By comparison, the sublingual immunotherapy side effects were generally mild. The most common side effects were local reactions, including itching and minor swelling. These side effects usually only occurred near the beginning of the treatment, and tended to resolve on their own as treatment continued.
No systemic reactions have been reported with this form of immunotherapy. An advantage with the oral drops or tablets is that once proper dosing is established, the treatment can be taken at home without the need for monitoring in the allergist’s office.
In terms of effectiveness, the authors note that after several years of treatment, both forms of immunotherapy result in the individual being desensitized to environmental allergens for seven to 12 years.
The report also finds that both therapies appear to reduce the chance of rhinitis developing into allergic asthma, or of new allergies developing in people who are sensitive to just one allergen.

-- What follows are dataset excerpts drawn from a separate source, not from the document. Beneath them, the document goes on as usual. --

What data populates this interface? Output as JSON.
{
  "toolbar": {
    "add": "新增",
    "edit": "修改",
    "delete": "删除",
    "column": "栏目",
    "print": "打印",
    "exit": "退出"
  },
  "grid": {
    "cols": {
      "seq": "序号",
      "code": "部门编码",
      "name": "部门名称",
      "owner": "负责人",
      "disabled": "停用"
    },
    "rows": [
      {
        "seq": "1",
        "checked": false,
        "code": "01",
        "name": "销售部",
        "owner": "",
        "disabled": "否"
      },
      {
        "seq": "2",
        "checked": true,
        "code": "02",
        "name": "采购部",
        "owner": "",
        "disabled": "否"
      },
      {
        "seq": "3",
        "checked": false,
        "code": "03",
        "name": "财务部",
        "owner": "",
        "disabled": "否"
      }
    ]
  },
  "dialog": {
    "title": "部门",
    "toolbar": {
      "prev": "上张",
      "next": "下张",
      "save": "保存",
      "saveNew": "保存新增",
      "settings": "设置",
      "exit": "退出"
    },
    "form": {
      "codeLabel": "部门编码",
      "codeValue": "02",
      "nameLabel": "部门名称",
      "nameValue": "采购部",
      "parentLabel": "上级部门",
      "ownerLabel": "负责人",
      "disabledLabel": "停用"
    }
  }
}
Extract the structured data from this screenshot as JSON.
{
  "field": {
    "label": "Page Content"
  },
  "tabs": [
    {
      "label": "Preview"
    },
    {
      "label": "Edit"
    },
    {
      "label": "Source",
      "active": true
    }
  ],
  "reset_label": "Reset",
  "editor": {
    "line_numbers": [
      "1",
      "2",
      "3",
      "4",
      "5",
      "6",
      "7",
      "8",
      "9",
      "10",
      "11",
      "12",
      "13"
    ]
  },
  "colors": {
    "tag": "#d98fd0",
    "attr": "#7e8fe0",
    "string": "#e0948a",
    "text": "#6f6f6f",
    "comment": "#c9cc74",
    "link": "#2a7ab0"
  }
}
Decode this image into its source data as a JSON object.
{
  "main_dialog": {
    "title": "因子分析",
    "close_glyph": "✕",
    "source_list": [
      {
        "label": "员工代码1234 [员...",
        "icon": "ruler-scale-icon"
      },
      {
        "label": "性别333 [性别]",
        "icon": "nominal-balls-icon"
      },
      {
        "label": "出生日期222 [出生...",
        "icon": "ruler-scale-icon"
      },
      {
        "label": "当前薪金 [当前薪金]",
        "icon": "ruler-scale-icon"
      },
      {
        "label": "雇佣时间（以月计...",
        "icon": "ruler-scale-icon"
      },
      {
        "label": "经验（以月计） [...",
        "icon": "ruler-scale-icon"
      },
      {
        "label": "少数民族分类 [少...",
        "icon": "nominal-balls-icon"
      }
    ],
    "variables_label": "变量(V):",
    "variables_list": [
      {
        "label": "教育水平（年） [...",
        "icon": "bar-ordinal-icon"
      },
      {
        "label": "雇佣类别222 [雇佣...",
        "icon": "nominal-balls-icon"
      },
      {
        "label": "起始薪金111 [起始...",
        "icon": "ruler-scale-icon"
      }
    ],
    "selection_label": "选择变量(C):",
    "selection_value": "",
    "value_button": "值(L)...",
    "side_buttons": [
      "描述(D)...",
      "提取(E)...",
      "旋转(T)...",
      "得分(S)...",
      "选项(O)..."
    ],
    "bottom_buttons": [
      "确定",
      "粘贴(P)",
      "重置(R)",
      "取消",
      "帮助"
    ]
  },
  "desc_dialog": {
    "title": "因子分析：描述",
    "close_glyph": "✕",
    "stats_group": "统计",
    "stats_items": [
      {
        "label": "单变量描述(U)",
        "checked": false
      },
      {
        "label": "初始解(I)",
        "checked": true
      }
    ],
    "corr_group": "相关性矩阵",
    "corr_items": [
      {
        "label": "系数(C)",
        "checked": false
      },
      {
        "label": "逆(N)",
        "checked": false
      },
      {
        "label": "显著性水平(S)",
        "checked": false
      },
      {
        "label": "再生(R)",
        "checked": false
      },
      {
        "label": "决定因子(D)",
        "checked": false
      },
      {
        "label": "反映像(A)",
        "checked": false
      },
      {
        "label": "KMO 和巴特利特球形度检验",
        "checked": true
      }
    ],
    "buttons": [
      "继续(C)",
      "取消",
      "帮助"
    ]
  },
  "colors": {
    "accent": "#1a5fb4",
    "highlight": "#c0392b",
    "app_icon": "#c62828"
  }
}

The authors raise some issues that still require attention. One of the biggest is that researchers still don’t know why both types of immunotherapy are highly effective for some patients, yet have little or no beneficial effect for others.
The report also finds that patients commonly don’t adhere to immunotherapy regimens, likely because of the long duration of the treatment and the number of shots or tablets required.
The authors conclude that, despite its effectiveness, immunotherapy “remains a niche treatment secondary to symptomatic drugs because of its cost, long duration of treatment, and concerns regarding safety and effectiveness.” They see the need for standardized approaches and regulation, and further research to predict patient responses to move immunotherapy successfully forward.